I'm sure some of this will have an effect on our users and I/we need to communicate it beforehand, but I'm not at that stage quite yet.
== 1. New Grafana instance: grafana.wmcloud.org ==
The first and hopefully least impactful change is replacing the current grafana-cloud.wikimedia.org (aka grafana-labs.wikimedia.org) Grafana instance with a new one. The reason is that the current one runs directly on hardware (cloudmetrics*.eqiad.wmnet), and due to upstream Grafana changes it soon won't be able to reach out to Prometheus instances living on cloud-vps VMs.

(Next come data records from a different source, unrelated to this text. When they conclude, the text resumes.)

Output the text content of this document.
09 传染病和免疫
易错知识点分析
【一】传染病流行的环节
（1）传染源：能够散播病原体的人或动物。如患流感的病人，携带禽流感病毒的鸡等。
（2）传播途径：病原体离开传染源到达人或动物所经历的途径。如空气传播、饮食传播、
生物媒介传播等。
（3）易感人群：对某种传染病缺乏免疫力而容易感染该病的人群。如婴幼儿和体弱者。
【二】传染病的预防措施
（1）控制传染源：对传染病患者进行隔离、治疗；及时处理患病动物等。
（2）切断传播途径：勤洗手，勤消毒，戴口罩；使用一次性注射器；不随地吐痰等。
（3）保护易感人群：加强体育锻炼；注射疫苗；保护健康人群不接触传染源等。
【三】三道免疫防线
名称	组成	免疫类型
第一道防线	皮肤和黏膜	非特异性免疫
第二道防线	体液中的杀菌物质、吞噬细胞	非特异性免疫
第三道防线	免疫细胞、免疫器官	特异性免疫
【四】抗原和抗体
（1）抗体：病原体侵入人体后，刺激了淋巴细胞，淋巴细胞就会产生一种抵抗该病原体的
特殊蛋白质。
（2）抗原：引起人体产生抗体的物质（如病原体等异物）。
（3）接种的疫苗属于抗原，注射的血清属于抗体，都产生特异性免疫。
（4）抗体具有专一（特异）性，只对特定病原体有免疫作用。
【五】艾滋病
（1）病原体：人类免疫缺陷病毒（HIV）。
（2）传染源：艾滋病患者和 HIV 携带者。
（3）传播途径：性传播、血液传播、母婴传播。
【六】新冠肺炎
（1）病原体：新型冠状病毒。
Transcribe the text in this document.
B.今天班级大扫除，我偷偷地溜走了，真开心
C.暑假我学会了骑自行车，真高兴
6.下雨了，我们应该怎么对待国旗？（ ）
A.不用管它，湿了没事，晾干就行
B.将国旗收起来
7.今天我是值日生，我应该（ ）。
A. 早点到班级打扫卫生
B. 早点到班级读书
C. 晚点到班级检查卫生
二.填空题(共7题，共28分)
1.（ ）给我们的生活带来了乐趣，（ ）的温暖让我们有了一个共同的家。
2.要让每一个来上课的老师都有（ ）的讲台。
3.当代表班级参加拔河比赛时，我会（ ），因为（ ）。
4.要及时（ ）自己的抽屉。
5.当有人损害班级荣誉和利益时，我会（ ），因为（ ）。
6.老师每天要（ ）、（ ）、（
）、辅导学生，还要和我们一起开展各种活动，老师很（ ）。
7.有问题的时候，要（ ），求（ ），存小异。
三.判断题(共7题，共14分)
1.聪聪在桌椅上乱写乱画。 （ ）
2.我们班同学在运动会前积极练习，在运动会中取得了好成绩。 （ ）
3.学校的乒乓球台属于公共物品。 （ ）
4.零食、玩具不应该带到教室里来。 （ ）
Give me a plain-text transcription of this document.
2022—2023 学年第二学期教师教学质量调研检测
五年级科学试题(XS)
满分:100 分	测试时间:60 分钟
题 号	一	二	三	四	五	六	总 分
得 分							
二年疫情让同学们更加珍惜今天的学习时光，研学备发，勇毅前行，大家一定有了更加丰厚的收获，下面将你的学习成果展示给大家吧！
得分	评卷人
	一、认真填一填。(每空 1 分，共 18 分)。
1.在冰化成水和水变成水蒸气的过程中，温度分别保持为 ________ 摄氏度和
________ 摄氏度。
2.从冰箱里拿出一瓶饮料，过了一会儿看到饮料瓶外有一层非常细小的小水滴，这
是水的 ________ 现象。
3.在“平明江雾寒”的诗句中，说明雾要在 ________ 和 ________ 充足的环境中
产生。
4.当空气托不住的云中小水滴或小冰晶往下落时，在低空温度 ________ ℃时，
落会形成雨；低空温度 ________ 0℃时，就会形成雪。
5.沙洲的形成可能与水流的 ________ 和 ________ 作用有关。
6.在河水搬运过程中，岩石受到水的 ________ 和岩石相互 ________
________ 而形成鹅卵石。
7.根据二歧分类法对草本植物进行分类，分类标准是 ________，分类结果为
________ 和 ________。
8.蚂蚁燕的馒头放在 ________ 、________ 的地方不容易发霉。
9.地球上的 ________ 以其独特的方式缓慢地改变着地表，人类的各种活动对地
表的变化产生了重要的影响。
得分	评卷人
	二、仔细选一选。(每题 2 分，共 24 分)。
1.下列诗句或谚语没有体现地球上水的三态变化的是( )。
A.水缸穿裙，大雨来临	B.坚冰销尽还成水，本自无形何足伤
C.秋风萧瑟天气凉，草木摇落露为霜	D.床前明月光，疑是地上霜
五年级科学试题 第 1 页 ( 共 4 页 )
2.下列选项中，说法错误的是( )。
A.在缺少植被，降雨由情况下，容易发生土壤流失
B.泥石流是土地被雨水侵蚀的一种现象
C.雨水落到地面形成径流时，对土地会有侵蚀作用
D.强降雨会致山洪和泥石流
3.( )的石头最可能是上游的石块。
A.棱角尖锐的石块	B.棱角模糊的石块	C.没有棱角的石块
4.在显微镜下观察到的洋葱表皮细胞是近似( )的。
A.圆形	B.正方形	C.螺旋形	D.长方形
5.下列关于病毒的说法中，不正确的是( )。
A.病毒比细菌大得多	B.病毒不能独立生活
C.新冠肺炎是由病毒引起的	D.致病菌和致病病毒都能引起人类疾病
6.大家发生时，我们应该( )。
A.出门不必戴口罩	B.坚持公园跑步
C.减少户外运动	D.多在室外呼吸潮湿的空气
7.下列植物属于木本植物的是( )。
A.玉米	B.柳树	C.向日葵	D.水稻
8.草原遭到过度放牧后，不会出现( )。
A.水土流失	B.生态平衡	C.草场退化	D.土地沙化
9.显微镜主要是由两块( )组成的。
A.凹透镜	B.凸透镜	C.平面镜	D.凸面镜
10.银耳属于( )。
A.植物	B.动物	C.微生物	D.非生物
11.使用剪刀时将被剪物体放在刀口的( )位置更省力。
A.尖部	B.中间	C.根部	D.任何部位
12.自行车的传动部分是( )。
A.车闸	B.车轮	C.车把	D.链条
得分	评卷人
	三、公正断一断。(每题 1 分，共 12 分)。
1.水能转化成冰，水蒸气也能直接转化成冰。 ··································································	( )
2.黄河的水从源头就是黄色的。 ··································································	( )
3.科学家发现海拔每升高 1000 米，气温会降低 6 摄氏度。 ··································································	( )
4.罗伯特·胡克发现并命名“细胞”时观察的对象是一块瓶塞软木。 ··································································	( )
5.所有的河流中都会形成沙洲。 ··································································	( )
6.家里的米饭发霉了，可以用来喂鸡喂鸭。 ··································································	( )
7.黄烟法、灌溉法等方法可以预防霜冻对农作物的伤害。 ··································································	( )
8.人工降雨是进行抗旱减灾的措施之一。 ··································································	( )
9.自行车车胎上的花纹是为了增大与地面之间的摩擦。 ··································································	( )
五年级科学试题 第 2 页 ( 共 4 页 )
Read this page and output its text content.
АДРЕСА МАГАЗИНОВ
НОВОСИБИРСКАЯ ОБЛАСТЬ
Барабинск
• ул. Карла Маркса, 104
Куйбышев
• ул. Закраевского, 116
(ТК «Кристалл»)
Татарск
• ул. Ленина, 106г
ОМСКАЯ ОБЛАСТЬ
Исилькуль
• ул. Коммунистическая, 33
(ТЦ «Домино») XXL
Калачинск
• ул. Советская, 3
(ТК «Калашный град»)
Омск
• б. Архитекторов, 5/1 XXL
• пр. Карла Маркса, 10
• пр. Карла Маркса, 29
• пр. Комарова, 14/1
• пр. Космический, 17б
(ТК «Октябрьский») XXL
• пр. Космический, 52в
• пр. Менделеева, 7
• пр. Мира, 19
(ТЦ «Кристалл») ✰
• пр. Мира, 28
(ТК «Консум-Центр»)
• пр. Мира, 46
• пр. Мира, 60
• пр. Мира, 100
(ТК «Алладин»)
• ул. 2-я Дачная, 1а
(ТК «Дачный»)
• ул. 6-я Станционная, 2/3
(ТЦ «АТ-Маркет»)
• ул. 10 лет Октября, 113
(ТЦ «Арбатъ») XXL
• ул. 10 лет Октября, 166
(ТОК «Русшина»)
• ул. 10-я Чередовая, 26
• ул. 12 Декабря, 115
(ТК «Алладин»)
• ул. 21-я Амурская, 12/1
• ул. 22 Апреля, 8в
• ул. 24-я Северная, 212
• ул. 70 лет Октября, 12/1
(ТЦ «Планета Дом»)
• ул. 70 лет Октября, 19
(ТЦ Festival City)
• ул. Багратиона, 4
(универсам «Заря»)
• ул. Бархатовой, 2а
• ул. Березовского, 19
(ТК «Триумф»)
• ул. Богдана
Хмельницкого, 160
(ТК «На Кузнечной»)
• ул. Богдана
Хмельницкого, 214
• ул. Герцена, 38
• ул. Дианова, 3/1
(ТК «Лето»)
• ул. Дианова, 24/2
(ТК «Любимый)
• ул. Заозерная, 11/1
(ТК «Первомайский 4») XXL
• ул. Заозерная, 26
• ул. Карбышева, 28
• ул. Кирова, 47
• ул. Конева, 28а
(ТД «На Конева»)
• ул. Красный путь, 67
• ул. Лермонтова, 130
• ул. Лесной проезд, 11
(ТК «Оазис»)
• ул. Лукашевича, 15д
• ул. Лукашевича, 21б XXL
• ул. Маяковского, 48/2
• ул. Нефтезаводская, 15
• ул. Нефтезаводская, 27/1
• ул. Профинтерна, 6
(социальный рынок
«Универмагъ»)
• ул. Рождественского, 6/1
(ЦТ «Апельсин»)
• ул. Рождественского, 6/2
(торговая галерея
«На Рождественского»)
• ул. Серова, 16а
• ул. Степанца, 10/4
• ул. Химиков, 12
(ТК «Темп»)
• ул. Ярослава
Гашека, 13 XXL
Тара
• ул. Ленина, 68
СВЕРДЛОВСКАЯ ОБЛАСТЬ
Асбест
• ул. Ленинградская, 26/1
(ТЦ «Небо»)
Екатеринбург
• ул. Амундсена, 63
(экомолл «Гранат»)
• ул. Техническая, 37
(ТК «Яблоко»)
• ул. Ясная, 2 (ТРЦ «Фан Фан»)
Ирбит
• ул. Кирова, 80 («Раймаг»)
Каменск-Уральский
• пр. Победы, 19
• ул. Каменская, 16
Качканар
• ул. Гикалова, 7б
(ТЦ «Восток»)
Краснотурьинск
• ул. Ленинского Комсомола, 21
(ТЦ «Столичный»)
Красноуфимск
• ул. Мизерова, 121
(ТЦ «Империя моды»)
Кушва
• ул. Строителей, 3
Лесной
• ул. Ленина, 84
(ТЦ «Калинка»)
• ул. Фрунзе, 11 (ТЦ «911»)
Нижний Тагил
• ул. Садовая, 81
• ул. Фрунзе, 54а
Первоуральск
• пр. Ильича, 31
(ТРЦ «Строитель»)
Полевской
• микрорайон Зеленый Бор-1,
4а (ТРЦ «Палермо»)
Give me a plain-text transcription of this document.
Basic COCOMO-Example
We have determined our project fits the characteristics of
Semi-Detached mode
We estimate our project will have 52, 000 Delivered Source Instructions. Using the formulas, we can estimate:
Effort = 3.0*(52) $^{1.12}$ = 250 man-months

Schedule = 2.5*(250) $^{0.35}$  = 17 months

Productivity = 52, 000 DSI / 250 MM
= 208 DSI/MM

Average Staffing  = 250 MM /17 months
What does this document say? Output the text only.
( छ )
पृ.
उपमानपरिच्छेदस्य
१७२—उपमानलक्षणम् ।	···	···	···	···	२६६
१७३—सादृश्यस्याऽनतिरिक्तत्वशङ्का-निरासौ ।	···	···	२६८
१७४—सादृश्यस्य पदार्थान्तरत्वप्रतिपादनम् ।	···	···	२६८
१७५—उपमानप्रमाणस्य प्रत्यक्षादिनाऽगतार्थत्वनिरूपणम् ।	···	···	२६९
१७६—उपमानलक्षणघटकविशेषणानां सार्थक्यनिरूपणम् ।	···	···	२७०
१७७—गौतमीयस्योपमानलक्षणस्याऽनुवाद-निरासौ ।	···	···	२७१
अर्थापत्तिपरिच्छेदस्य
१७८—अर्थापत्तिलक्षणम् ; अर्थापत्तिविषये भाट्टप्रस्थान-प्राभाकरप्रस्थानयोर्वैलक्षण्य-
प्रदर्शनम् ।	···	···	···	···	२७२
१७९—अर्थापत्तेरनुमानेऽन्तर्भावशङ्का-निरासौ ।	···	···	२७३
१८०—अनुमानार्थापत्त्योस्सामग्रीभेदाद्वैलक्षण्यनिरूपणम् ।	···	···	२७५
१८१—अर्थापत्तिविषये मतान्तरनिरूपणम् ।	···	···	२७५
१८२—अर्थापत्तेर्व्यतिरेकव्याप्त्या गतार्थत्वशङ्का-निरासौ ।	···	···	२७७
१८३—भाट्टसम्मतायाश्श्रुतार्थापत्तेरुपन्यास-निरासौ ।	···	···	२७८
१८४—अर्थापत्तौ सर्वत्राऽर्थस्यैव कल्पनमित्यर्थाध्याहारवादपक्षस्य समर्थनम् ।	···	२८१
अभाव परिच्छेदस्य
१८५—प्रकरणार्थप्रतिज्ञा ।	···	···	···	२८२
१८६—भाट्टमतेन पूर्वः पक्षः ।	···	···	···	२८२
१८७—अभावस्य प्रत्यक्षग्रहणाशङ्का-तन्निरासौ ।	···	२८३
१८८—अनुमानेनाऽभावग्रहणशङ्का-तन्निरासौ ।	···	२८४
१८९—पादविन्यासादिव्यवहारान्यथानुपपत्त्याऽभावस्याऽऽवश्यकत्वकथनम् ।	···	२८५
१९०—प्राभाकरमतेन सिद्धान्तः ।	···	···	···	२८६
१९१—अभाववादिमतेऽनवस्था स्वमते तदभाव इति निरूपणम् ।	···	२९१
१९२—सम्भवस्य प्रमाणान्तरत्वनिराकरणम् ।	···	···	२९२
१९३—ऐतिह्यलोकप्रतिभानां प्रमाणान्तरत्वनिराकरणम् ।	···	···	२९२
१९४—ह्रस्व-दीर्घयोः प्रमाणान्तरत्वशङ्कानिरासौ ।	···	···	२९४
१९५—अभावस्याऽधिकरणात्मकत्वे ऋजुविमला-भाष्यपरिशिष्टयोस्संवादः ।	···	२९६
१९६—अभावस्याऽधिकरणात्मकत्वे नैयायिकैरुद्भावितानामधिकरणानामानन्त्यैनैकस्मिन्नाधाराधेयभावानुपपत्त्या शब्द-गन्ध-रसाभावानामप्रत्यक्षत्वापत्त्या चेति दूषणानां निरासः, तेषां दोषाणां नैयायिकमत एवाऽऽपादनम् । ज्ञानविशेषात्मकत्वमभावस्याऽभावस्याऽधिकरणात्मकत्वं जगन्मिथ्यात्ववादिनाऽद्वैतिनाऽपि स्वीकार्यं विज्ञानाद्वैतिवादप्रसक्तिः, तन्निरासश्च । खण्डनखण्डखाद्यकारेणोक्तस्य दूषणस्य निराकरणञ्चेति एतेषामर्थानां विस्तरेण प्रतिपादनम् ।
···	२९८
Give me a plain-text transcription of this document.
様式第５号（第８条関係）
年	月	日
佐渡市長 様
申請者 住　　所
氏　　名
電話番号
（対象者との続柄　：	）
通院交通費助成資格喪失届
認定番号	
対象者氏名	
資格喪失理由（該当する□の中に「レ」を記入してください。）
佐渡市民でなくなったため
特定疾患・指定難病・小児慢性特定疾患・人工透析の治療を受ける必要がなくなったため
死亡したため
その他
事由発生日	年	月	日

This work is tracked as T307465, and has patches up for review starting from https://gerrit.wikimedia.org/r/c/operations/puppet/+/869210/.
== 2. Diamond removal ==
The Prometheus instance in metricsinfra now scrapes all Cloud VPS VMs. This was the primary blocker for getting rid of Diamond (a Python 2 program that collected node metrics and pushed them to Graphite). I hope that this transition will be mostly invisible to users if we migrate the most used Grafana dashboard (cloud-vps-project-board) to pull the metrics from Prometheus instead.
This is tracked as T317032.
== 3. Statsd/Graphite removal (once Diamond is gone) ==
My understanding is that the statsd/Graphite service was originally not intended as a generic service for cloud-vps users (although it certainly is used like one today). Either way we don't really have a good replacement for it except some limited cases that could use node-exporter text files instead. I'm not sure how big of a deal that is if we never claimed to support it anyway?
This is tracked as T326266.
Any questions or comments on the above?
Taavi